Ride On content is editorially independent, but is supported financially by members of Bicycle Network Victoria. If you enjoy our articles and want to support the future publication of high-quality content, please consider helping out by becoming a member.

3 Comments leave one →
  1. Janelle permalink
    26 November, 2013 7:20 pm

    Wish I was there, really enjoying this blog and super keen to sign up for my first great Vic ride next year. Can’t wait to find out where it will be in 2014.

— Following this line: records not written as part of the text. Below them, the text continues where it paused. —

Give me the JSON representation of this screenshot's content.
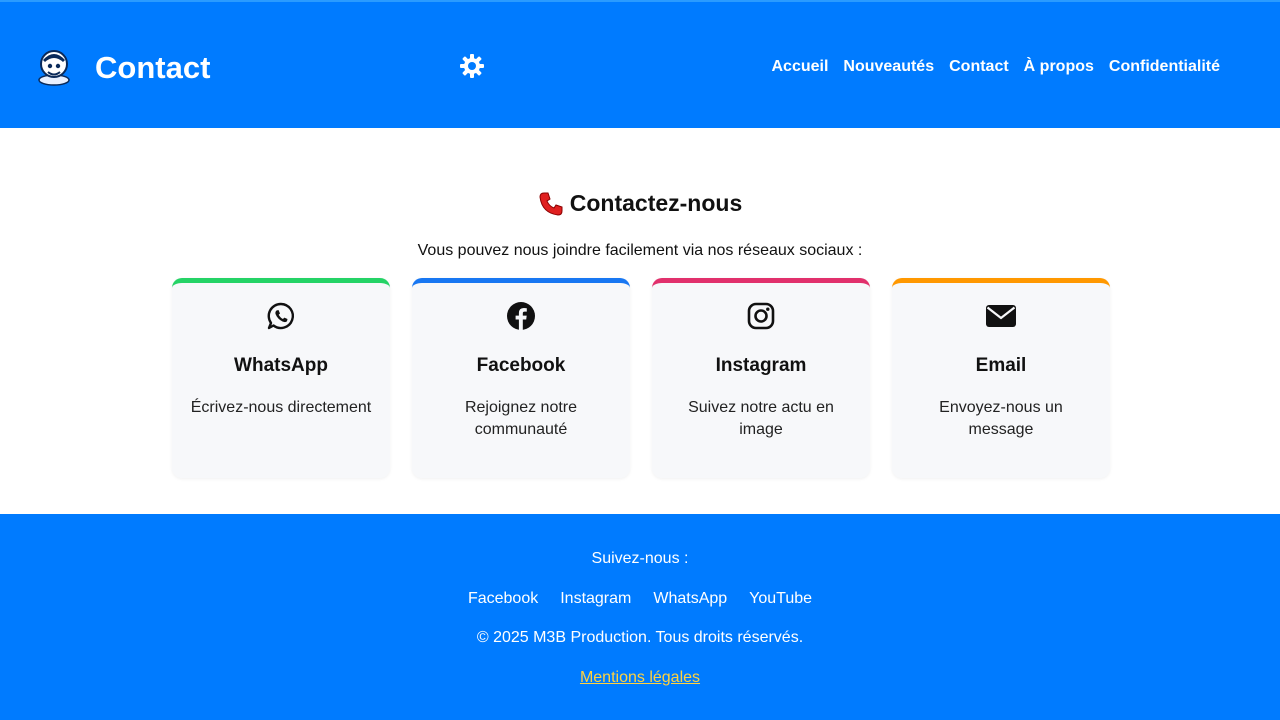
{
  "header": {
    "title": "Contact",
    "logo_icon": "mascot-logo-icon",
    "theme_toggle_icon": "gear-icon",
    "nav": [
      {
        "label": "Accueil"
      },
      {
        "label": "Nouveautés"
      },
      {
        "label": "Contact"
      },
      {
        "label": "À propos"
      },
      {
        "label": "Confidentialité"
      }
    ]
  },
  "main": {
    "title": "Contactez-nous",
    "title_icon": "phone-icon",
    "intro": "Vous pouvez nous joindre facilement via nos réseaux sociaux :",
    "cards": [
      {
        "title": "WhatsApp",
        "text": "Écrivez-nous directement",
        "icon": "whatsapp-icon",
        "accent": "#25d366"
      },
      {
        "title": "Facebook",
        "text": "Rejoignez notre communauté",
        "icon": "facebook-icon",
        "accent": "#1877f2"
      },
      {
        "title": "Instagram",
        "text": "Suivez notre actu en image",
        "icon": "instagram-icon",
        "accent": "#e1306c"
      },
      {
        "title": "Email",
        "text": "Envoyez-nous un message",
        "icon": "envelope-icon",
        "accent": "#ff9800"
      }
    ]
  },
  "footer": {
    "follow": "Suivez-nous :",
    "links": [
      {
        "label": "Facebook"
      },
      {
        "label": "Instagram"
      },
      {
        "label": "WhatsApp"
      },
      {
        "label": "YouTube"
      }
    ],
    "copyright": "© 2025 M3B Production. Tous droits réservés.",
    "legal": "Mentions légales"
  },
  "colors": {
    "primary": "#007bff",
    "legal_link": "#ffd23f"
  }
}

  2. Lisa Turner permalink
    26 November, 2013 10:56 pm

    I hope you all enjoyed your trip from Port Fairy to port Cambell, but seriously talk to your riders. I was a member for years, but some of the riding today along Caramut road into Warrnambool was ridiculous. Single lane road with oncoming milk tankers and riders were over taking three & four abreast. Cars can only over take if safe perhaps some riders should take that on board. Stay save out there and enjoy the rest of the ride, been there did it have the tshirt!

    • 29 November, 2013 12:40 pm

      Thanks for your comment. Responsible sharing of the road is a serious issue. Riders are reminded of the road rules and traffic conditions ahead at rider briefings every night at dinner. They also have the road rules outlined in their ride guide. Police accompany the ride, control traffic and issue penalties when they see infringements. Hope to see you on another ride soon.